She reflected an instant, and then said: "Very well, if you lay stress upon it, I will try once more. At the worst, I can think of something else. Farewell!"

She left me, and walked with her swift, even steps to the castle.


I can not describe the state of mind in which I spent the days until the following Sunday.

When a house, in which a man has lived safely and happily for years, suddenly falls under the shock of an earthquake, and he escapes, at great peril, with bruised head and half-broken limbs into the open air, his feelings may be somewhat akin to mine.

At first, it is true, the old Adam stirred and tried to reconstruct the ruined edifice and persuade me that it might be made habitable again. But I soon felt that the dust floating around it oppressed my breathing more and more, and the old walls shook at the slightest motion. Only one little room had escaped the universal destruction--the one I was to enter and shut the door behind me to be alone with my Creator and my love for him.

But I am not writing the confessions of my own soul and my incarnation, but the account of a far better and more interesting human being. So I will be brief.

My anxiety lest the old pastor should be able to fill his pulpit again the following Sunday, for which I did not reproach myself at all, though it showed little love for my neighbor, had been superfluous. His disease again confined him to the arm-chair by the window. But he talked long and cordially with me, and, when on my departure he embraced me, I thought I perceived that he was better satisfied with my conversation this time than during our first interview.
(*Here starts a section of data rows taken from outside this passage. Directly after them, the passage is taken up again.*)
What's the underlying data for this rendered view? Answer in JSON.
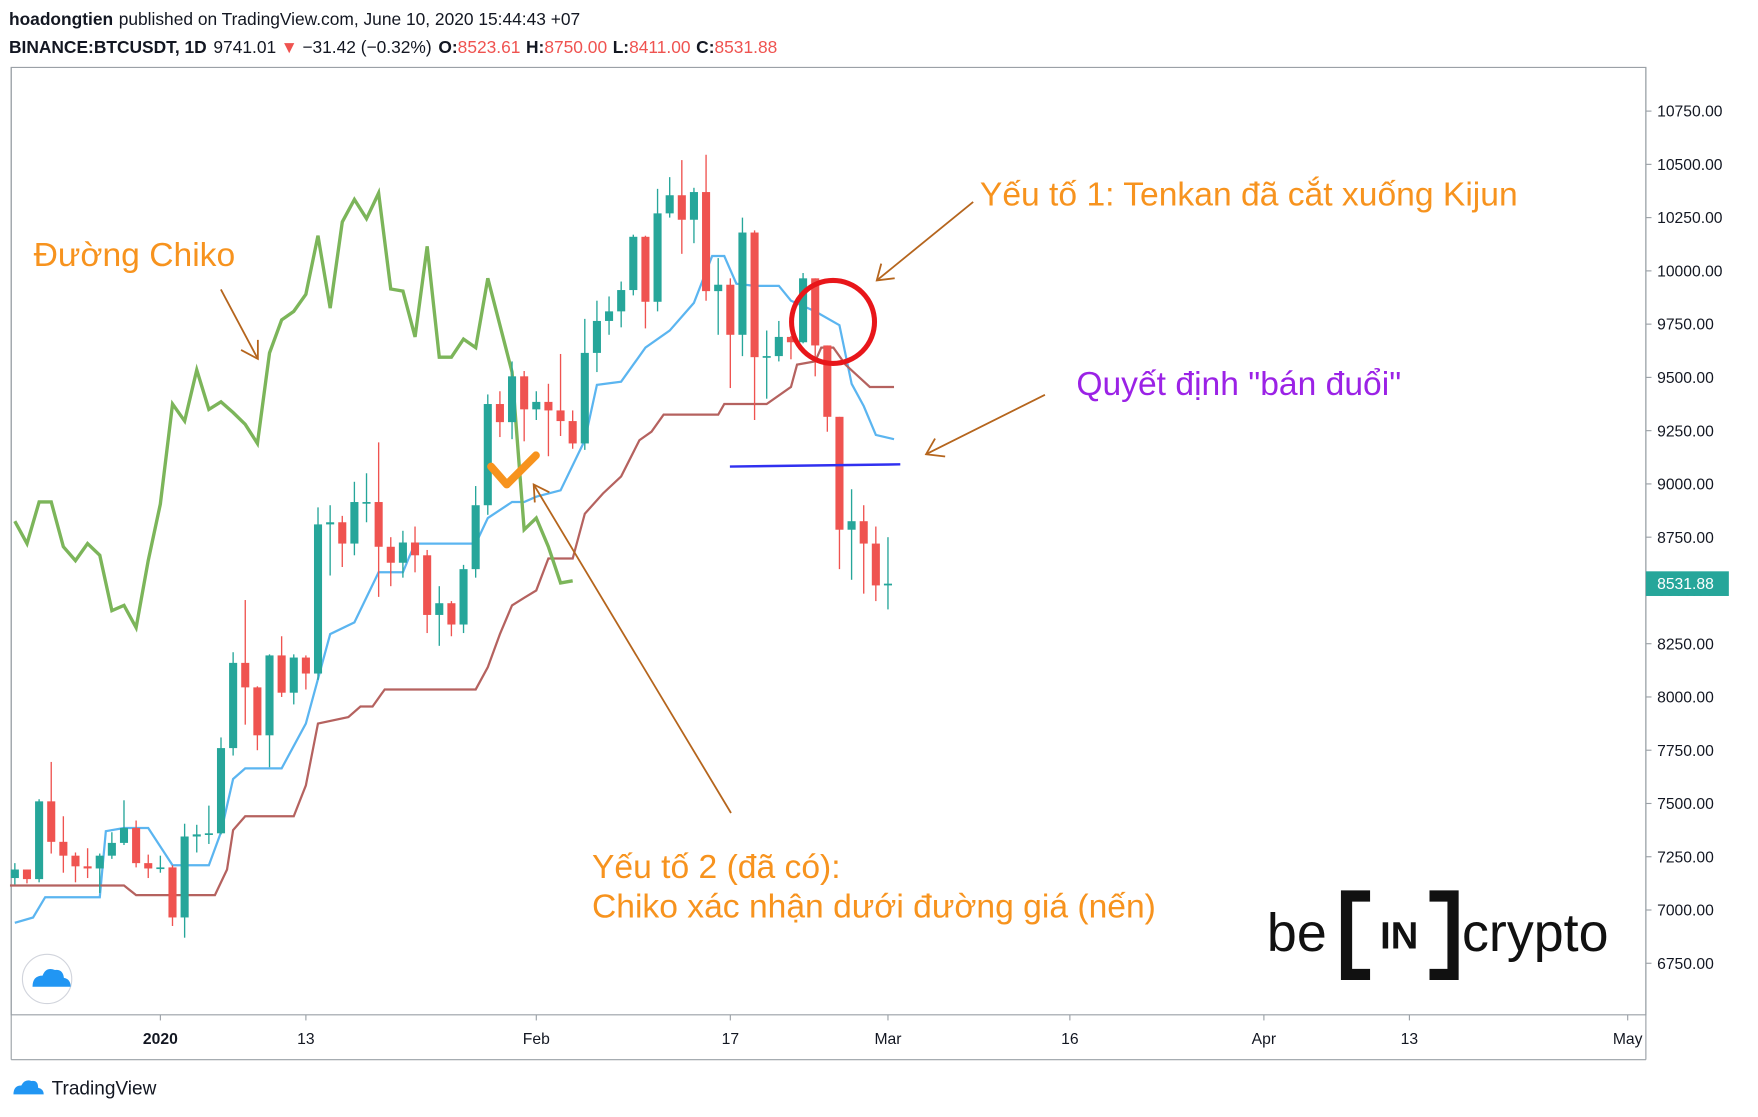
{
  "header": {
    "author": "hoadongtien",
    "published": "published on TradingView.com, June 10, 2020 15:44:43 +07",
    "symbol": "BINANCE:BTCUSDT, 1D",
    "price": "9741.01",
    "change_arrow": "▼",
    "change": "−31.42 (−0.32%)",
    "ohlc": [
      {
        "label": "O:",
        "value": "8523.61"
      },
      {
        "label": "H:",
        "value": "8750.00"
      },
      {
        "label": "L:",
        "value": "8411.00"
      },
      {
        "label": "C:",
        "value": "8531.88"
      }
    ]
  },
  "chart_data": {
    "type": "candlestick",
    "up_color": "#26a69a",
    "down_color": "#ef5350",
    "x": [
      -12,
      -11,
      -10,
      -9,
      -8,
      -7,
      -6,
      -5,
      -4,
      -3,
      -2,
      -1,
      0,
      1,
      2,
      3,
      4,
      5,
      6,
      7,
      8,
      9,
      10,
      11,
      12,
      13,
      14,
      15,
      16,
      17,
      18,
      19,
      20,
      21,
      22,
      23,
      24,
      25,
      26,
      27,
      28,
      29,
      30,
      31,
      32,
      33,
      34,
      35,
      36,
      37,
      38,
      39,
      40,
      41,
      42,
      43,
      44,
      45,
      46,
      47,
      48,
      49,
      50,
      51,
      52,
      53,
      54,
      55,
      56,
      57,
      58,
      59,
      60
    ],
    "open": [
      7150,
      7190,
      7145,
      7510,
      7320,
      7255,
      7205,
      7195,
      7255,
      7315,
      7385,
      7220,
      7195,
      7200,
      6965,
      7345,
      7355,
      7360,
      7760,
      8160,
      8045,
      7820,
      8195,
      8020,
      8185,
      8110,
      8810,
      8820,
      8720,
      8915,
      8915,
      8705,
      8630,
      8725,
      8665,
      8385,
      8440,
      8340,
      8600,
      8900,
      9375,
      9290,
      9505,
      9350,
      9385,
      9345,
      9295,
      9190,
      9615,
      9765,
      9810,
      9910,
      10160,
      9855,
      10270,
      10355,
      10240,
      10370,
      9905,
      9935,
      9700,
      10180,
      9595,
      9600,
      9690,
      9665,
      9965,
      9650,
      9315,
      8785,
      8825,
      8720,
      8523.61
    ],
    "high": [
      7220,
      7190,
      7520,
      7695,
      7440,
      7270,
      7290,
      7265,
      7365,
      7515,
      7420,
      7260,
      7255,
      7210,
      7405,
      7400,
      7490,
      7810,
      8210,
      8455,
      8050,
      8200,
      8285,
      8200,
      8195,
      8890,
      8900,
      8850,
      9010,
      9050,
      9195,
      8750,
      8780,
      8800,
      8690,
      8520,
      8450,
      8620,
      8990,
      9420,
      9435,
      9575,
      9530,
      9435,
      9470,
      9610,
      9345,
      9775,
      9860,
      9880,
      9950,
      10170,
      10165,
      10385,
      10440,
      10520,
      10390,
      10545,
      10060,
      9965,
      10250,
      10190,
      9720,
      9765,
      9695,
      9990,
      9965,
      9650,
      9315,
      8975,
      8900,
      8800,
      8750
    ],
    "low": [
      7120,
      7125,
      7130,
      7265,
      7175,
      7130,
      7150,
      7080,
      7240,
      7305,
      7200,
      7150,
      7175,
      6925,
      6870,
      7270,
      7310,
      7355,
      7725,
      7870,
      7750,
      7670,
      8000,
      7965,
      8035,
      8080,
      8570,
      8610,
      8665,
      8820,
      8470,
      8520,
      8560,
      8585,
      8300,
      8240,
      8285,
      8300,
      8560,
      8855,
      9220,
      9210,
      9200,
      9300,
      9130,
      9225,
      9165,
      9160,
      9525,
      9700,
      9735,
      9885,
      9730,
      9810,
      10250,
      10080,
      10130,
      9860,
      9700,
      9450,
      9600,
      9300,
      9400,
      9575,
      9585,
      9660,
      9505,
      9245,
      8600,
      8550,
      8485,
      8450,
      8411
    ],
    "close": [
      7190,
      7145,
      7510,
      7320,
      7255,
      7205,
      7195,
      7255,
      7315,
      7385,
      7220,
      7195,
      7200,
      6965,
      7345,
      7355,
      7360,
      7760,
      8160,
      8045,
      7820,
      8195,
      8020,
      8185,
      8110,
      8810,
      8820,
      8720,
      8915,
      8915,
      8705,
      8630,
      8725,
      8665,
      8385,
      8440,
      8340,
      8600,
      8900,
      9375,
      9290,
      9505,
      9350,
      9385,
      9345,
      9295,
      9190,
      9615,
      9765,
      9810,
      9910,
      10160,
      9855,
      10270,
      10355,
      10240,
      10370,
      9905,
      9935,
      9700,
      10180,
      9595,
      9600,
      9690,
      9665,
      9965,
      9650,
      9315,
      8785,
      8825,
      8720,
      8523.61,
      8531.88
    ],
    "lines": [
      {
        "color": "#5bb5f0",
        "x": [
          -12,
          -10.5,
          -9.5,
          -5,
          -4.5,
          -3,
          -1,
          1,
          4,
          5,
          6,
          7,
          10,
          12,
          14,
          16,
          18,
          20,
          20.5,
          21,
          26,
          27,
          29,
          30,
          31,
          33,
          35,
          36,
          38,
          40,
          42,
          44,
          45.5,
          46.5,
          47.5,
          49,
          51,
          52,
          54,
          56,
          57,
          58,
          59,
          60.5
        ],
        "values": [
          6940,
          6965,
          7060,
          7060,
          7370,
          7385,
          7385,
          7210,
          7210,
          7365,
          7615,
          7665,
          7665,
          7875,
          8295,
          8350,
          8585,
          8585,
          8655,
          8720,
          8720,
          8840,
          8915,
          8915,
          8940,
          8970,
          9205,
          9465,
          9480,
          9640,
          9720,
          9850,
          10070,
          10070,
          9940,
          9930,
          9930,
          9860,
          9810,
          9745,
          9470,
          9365,
          9230,
          9210
        ]
      },
      {
        "color": "#b5625f",
        "x": [
          -12.4,
          -3,
          -2,
          4.5,
          5.5,
          6,
          7,
          11,
          12,
          13,
          15.5,
          16.5,
          17.5,
          18.5,
          26,
          27,
          28,
          29,
          30,
          31,
          32,
          34,
          35,
          36.5,
          38,
          39.5,
          40.5,
          41.5,
          46,
          46.5,
          50,
          52,
          52.5,
          54,
          54.5,
          55.5,
          56.5,
          58.5,
          60.5
        ],
        "values": [
          7115,
          7115,
          7070,
          7070,
          7190,
          7375,
          7440,
          7440,
          7585,
          7875,
          7905,
          7955,
          7955,
          8035,
          8035,
          8140,
          8295,
          8430,
          8465,
          8500,
          8650,
          8650,
          8860,
          8955,
          9035,
          9205,
          9245,
          9325,
          9325,
          9375,
          9375,
          9455,
          9560,
          9575,
          9640,
          9640,
          9560,
          9455,
          9455
        ]
      },
      {
        "color": "#7cb55a",
        "x": [
          -12,
          -11,
          -10,
          -9,
          -8,
          -7,
          -6,
          -5,
          -4,
          -3,
          -2,
          -1,
          0,
          1,
          2,
          3,
          4,
          5,
          6,
          7,
          8,
          9,
          10,
          11,
          12,
          13,
          14,
          15,
          16,
          17,
          18,
          19,
          20,
          21,
          22,
          23,
          24,
          25,
          26,
          27,
          28,
          29,
          30,
          31,
          32,
          33,
          34
        ],
        "values": [
          8825,
          8720,
          8915,
          8915,
          8705,
          8640,
          8720,
          8665,
          8405,
          8430,
          8325,
          8640,
          8905,
          9375,
          9295,
          9535,
          9350,
          9385,
          9335,
          9280,
          9190,
          9615,
          9770,
          9810,
          9890,
          10165,
          9825,
          10230,
          10335,
          10245,
          10365,
          9915,
          9905,
          9690,
          10115,
          9595,
          9595,
          9680,
          9640,
          9965,
          9745,
          9525,
          8785,
          8840,
          8705,
          8535,
          8545
        ]
      }
    ],
    "last_price": {
      "value": 8531.88,
      "label": "8531.88"
    },
    "xlim": [
      -12.3,
      122.5
    ],
    "xticks": [
      {
        "value": 0,
        "label": "2020"
      },
      {
        "value": 12,
        "label": "13"
      },
      {
        "value": 31,
        "label": "Feb"
      },
      {
        "value": 47,
        "label": "17"
      },
      {
        "value": 60,
        "label": "Mar"
      },
      {
        "value": 75,
        "label": "16"
      },
      {
        "value": 91,
        "label": "Apr"
      },
      {
        "value": 103,
        "label": "13"
      },
      {
        "value": 121,
        "label": "May"
      }
    ],
    "ylim": [
      6508,
      10955
    ],
    "yticks": [
      {
        "value": 6750,
        "label": "6750.00"
      },
      {
        "value": 7000,
        "label": "7000.00"
      },
      {
        "value": 7250,
        "label": "7250.00"
      },
      {
        "value": 7500,
        "label": "7500.00"
      },
      {
        "value": 7750,
        "label": "7750.00"
      },
      {
        "value": 8000,
        "label": "8000.00"
      },
      {
        "value": 8250,
        "label": "8250.00"
      },
      {
        "value": 8500,
        "label": "8500.00"
      },
      {
        "value": 8750,
        "label": "8750.00"
      },
      {
        "value": 9000,
        "label": "9000.00"
      },
      {
        "value": 9250,
        "label": "9250.00"
      },
      {
        "value": 9500,
        "label": "9500.00"
      },
      {
        "value": 9750,
        "label": "9750.00"
      },
      {
        "value": 10000,
        "label": "10000.00"
      },
      {
        "value": 10250,
        "label": "10250.00"
      },
      {
        "value": 10500,
        "label": "10500.00"
      },
      {
        "value": 10750,
        "label": "10750.00"
      }
    ]
  },
  "annotations": [
    {
      "text": "Đường Chiko",
      "color": "#f7931e"
    },
    {
      "text": "Yếu tố 1: Tenkan đã cắt xuống Kijun",
      "color": "#f7931e"
    },
    {
      "text": "Quyết định \"bán đuổi\"",
      "color": "#9b22e6"
    },
    {
      "text": "Yếu tố 2 (đã có):",
      "color": "#f7931e"
    },
    {
      "text": "Chiko xác nhận dưới đường giá (nến)",
      "color": "#f7931e"
    }
  ],
  "watermark": {
    "left": "be",
    "middle": "IN",
    "right": "crypto"
  },
  "footer": "TradingView"
}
With his wife, however, I had found no special favor as yet.

When the Sunday had come and I heard the bells ring and the hymn was sung, I was obliged to drink a glass of the wine kept in the vestry for the communion service, in order to control the wholly unprecedented weakness that assailed me. My knees trembled as if I were about to plead my own cause before a jury, in a case where my life was at stake. Yet there were only two judges in the church whose verdict I valued--my own consciousness, and the grave face beside Mother Lieschen in the last pew.

To be brief, the culprit was absolved.